Ludwiggalerie

Ludwiggalerie: Museumstag als Startschuss für Fotowettbewerb

Der Profi „erwanderte“ sich seine Motive, wie Rudolf Holtappel selbst sagte. Nur beim Selbstporträt war das nicht nötig.

Der Profi „erwanderte“ sich seine Motive, wie Rudolf Holtappel selbst sagte. Nur beim Selbstporträt war das nicht nötig.

Foto: Rudolf Holtappel / Ludwiggalerie

Oberhausen.  Zur großen Retrospektive des Revier-Chronisten schreibt die Ludwiggalerie einen Wettbewerb aus: Gesucht wird das interessanteste „Heimat“-Bild.

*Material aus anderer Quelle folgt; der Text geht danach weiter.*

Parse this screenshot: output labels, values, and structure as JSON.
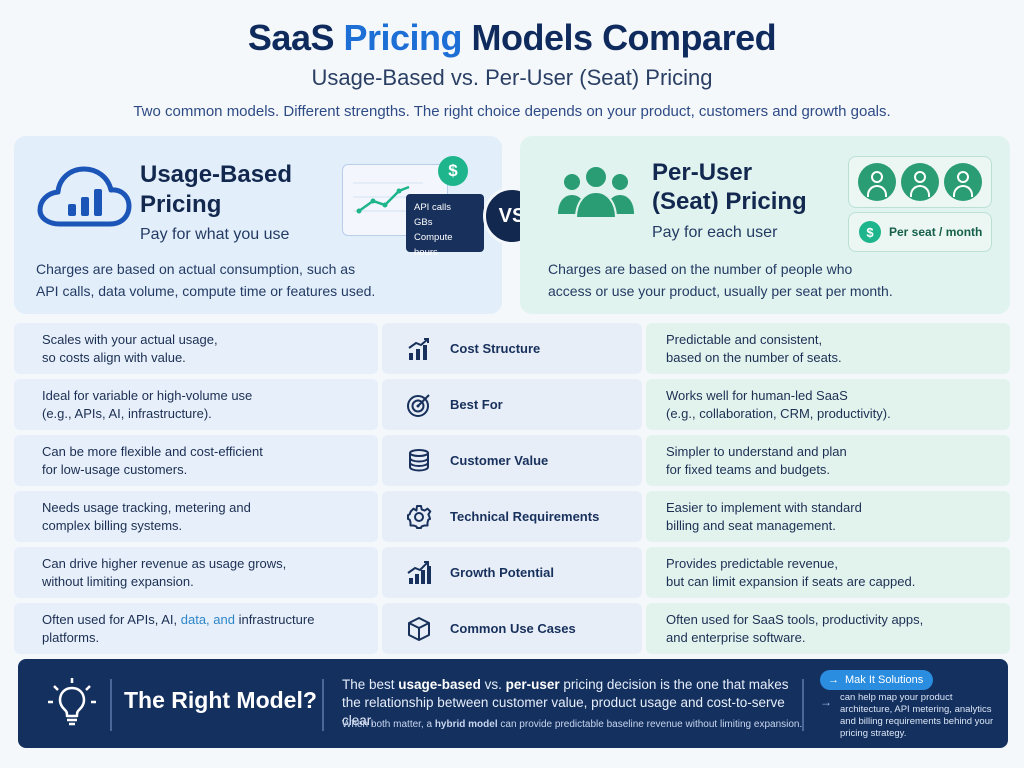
{
  "header": {
    "title_accent_pre": "SaaS",
    "title_accent": "Pricing",
    "title_rest": "Models Compared",
    "subtitle": "Usage-Based vs. Per-User (Seat) Pricing",
    "tagline": "Two common models. Different strengths. The right choice depends on your product, customers and growth goals."
  },
  "usage": {
    "title_line1": "Usage-Based",
    "title_line2": "Pricing",
    "subtitle": "Pay for what you use",
    "desc_line1": "Charges are based on actual consumption, such as",
    "desc_line2": "API calls, data volume, compute time or features used.",
    "icon": "cloud-bar-chart-icon",
    "metrics": [
      "API calls",
      "GBs",
      "Compute hours"
    ],
    "dollar_symbol": "$"
  },
  "vs_label": "VS",
  "seat": {
    "title_line1": "Per-User",
    "title_line2": "(Seat) Pricing",
    "subtitle": "Pay for each user",
    "desc_line1": "Charges are based on the number of people who",
    "desc_line2": "access or use your product, usually per seat per month.",
    "icon": "user-group-icon",
    "pill_label": "Per seat / month",
    "dollar_symbol": "$"
  },
  "rows": [
    {
      "left": "Scales with your actual usage,\nso costs align with value.",
      "mid": "Cost Structure",
      "icon": "chart-up-icon",
      "right": "Predictable and consistent,\nbased on the number of seats."
    },
    {
      "left": "Ideal for variable or high-volume use\n(e.g., APIs, AI, infrastructure).",
      "mid": "Best For",
      "icon": "target-icon",
      "right": "Works well for human-led SaaS\n(e.g., collaboration, CRM, productivity)."
    },
    {
      "left": "Can be more flexible and cost-efficient\nfor low-usage customers.",
      "mid": "Customer Value",
      "icon": "coins-icon",
      "right": "Simpler to understand and plan\nfor fixed teams and budgets."
    },
    {
      "left": "Needs usage tracking, metering and\ncomplex billing systems.",
      "mid": "Technical Requirements",
      "icon": "gear-icon",
      "right": "Easier to implement with standard\nbilling and seat management."
    },
    {
      "left": "Can drive higher revenue as usage grows,\nwithout limiting expansion.",
      "mid": "Growth Potential",
      "icon": "growth-chart-icon",
      "right": "Provides predictable revenue,\nbut can limit expansion if seats are capped."
    },
    {
      "left_pre": "Often used for APIs, AI, ",
      "left_hl": "data, and",
      "left_post": " infrastructure\nplatforms.",
      "mid": "Common Use Cases",
      "icon": "cube-icon",
      "right": "Often used for SaaS tools, productivity apps,\nand enterprise software."
    }
  ],
  "banner": {
    "icon": "lightbulb-icon",
    "title": "The Right Model?",
    "main_1": "The best ",
    "main_b1": "usage-based",
    "main_2": " vs. ",
    "main_b2": "per-user",
    "main_3": " pricing decision is the one that makes the relationship between customer value, product usage and cost-to-serve clear.",
    "note_1": "When both matter, a ",
    "note_b": "hybrid model",
    "note_2": " can provide predictable baseline revenue without limiting expansion.",
    "brand": "Mak It Solutions",
    "brand_desc": "can help map your product architecture, API metering, analytics and billing requirements behind your pricing strategy."
  },
  "colors": {
    "navy": "#0f2a5c",
    "blue_accent": "#1d6fd6",
    "green": "#2a9d74",
    "usage_card": "#e3eefb",
    "seat_card": "#e1f3ef"
  }
}
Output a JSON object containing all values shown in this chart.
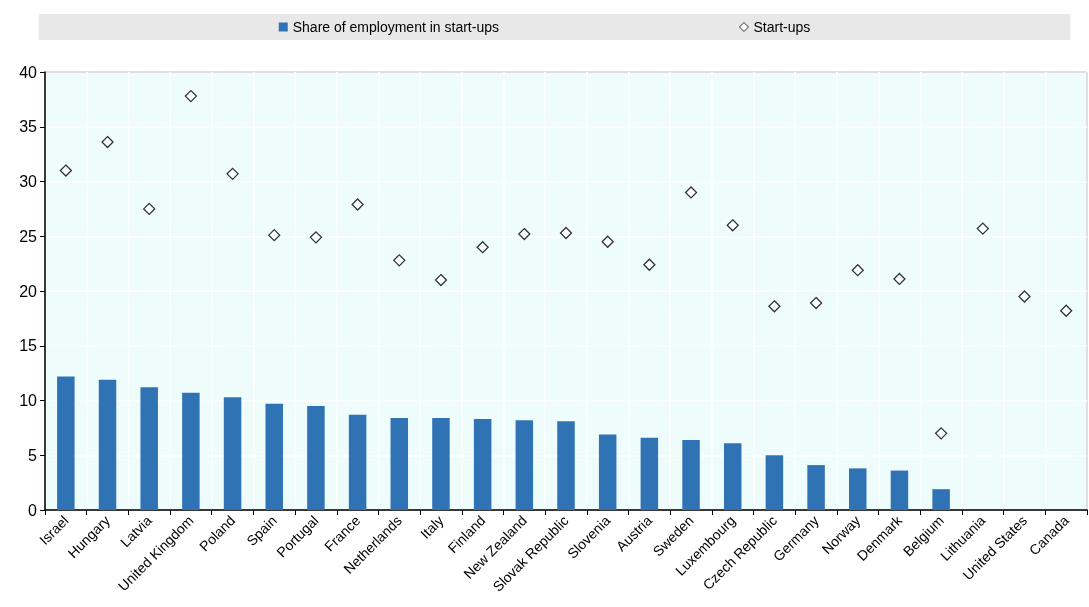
{
  "chart_data": {
    "type": "bar",
    "categories": [
      "Israel",
      "Hungary",
      "Latvia",
      "United Kingdom",
      "Poland",
      "Spain",
      "Portugal",
      "France",
      "Netherlands",
      "Italy",
      "Finland",
      "New Zealand",
      "Slovak Republic",
      "Slovenia",
      "Austria",
      "Sweden",
      "Luxembourg",
      "Czech Republic",
      "Germany",
      "Norway",
      "Denmark",
      "Belgium",
      "Lithuania",
      "United States",
      "Canada"
    ],
    "series": [
      {
        "name": "Share of employment in start-ups",
        "color": "#3073b5",
        "values": [
          12.2,
          11.9,
          11.2,
          10.7,
          10.3,
          9.7,
          9.5,
          8.7,
          8.4,
          8.4,
          8.3,
          8.2,
          8.1,
          6.9,
          6.6,
          6.4,
          6.1,
          5.0,
          4.1,
          3.8,
          3.6,
          1.9,
          null,
          null,
          null
        ]
      },
      {
        "name": "Start-ups",
        "type": "scatter",
        "marker": "diamond",
        "color": "#000000",
        "values": [
          31.0,
          33.6,
          27.5,
          37.8,
          30.7,
          25.1,
          24.9,
          27.9,
          22.8,
          21.0,
          24.0,
          25.2,
          25.3,
          24.5,
          22.4,
          29.0,
          26.0,
          18.6,
          18.9,
          21.9,
          21.1,
          7.0,
          25.7,
          19.5,
          18.2
        ]
      }
    ],
    "ylim": [
      0,
      40
    ],
    "yticks": [
      0,
      5,
      10,
      15,
      20,
      25,
      30,
      35,
      40
    ],
    "grid": true,
    "legend": "top"
  }
}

Den internationalen Museumstag am Sonntag, 17. Mai, gestalten aufgrund der Corona-Pandemie alle Museen in digitaler Form. So ermöglicht auch die Ludwiggalerie Schloss Oberhausen auf dem eigenen Youtube-Kanal Einblicke in die aktuellen Ausstellungen.

Ein Trailer zur Jacques Tilly-Präsentation und ein „Künstlergespräch mit Mindestabstand“ stimmt die Besucher knapp eineinhalb Wochen nach der Wiedereröffnung auf die XXL-Karikaturen des provokanten Düsseldorfer Wagenbauers ein. Zudem sind die Eröffnungsreden zur großen Rudolf Holtappel-Retrospektive und ab Sonntag dann ein Trailer zu sehen.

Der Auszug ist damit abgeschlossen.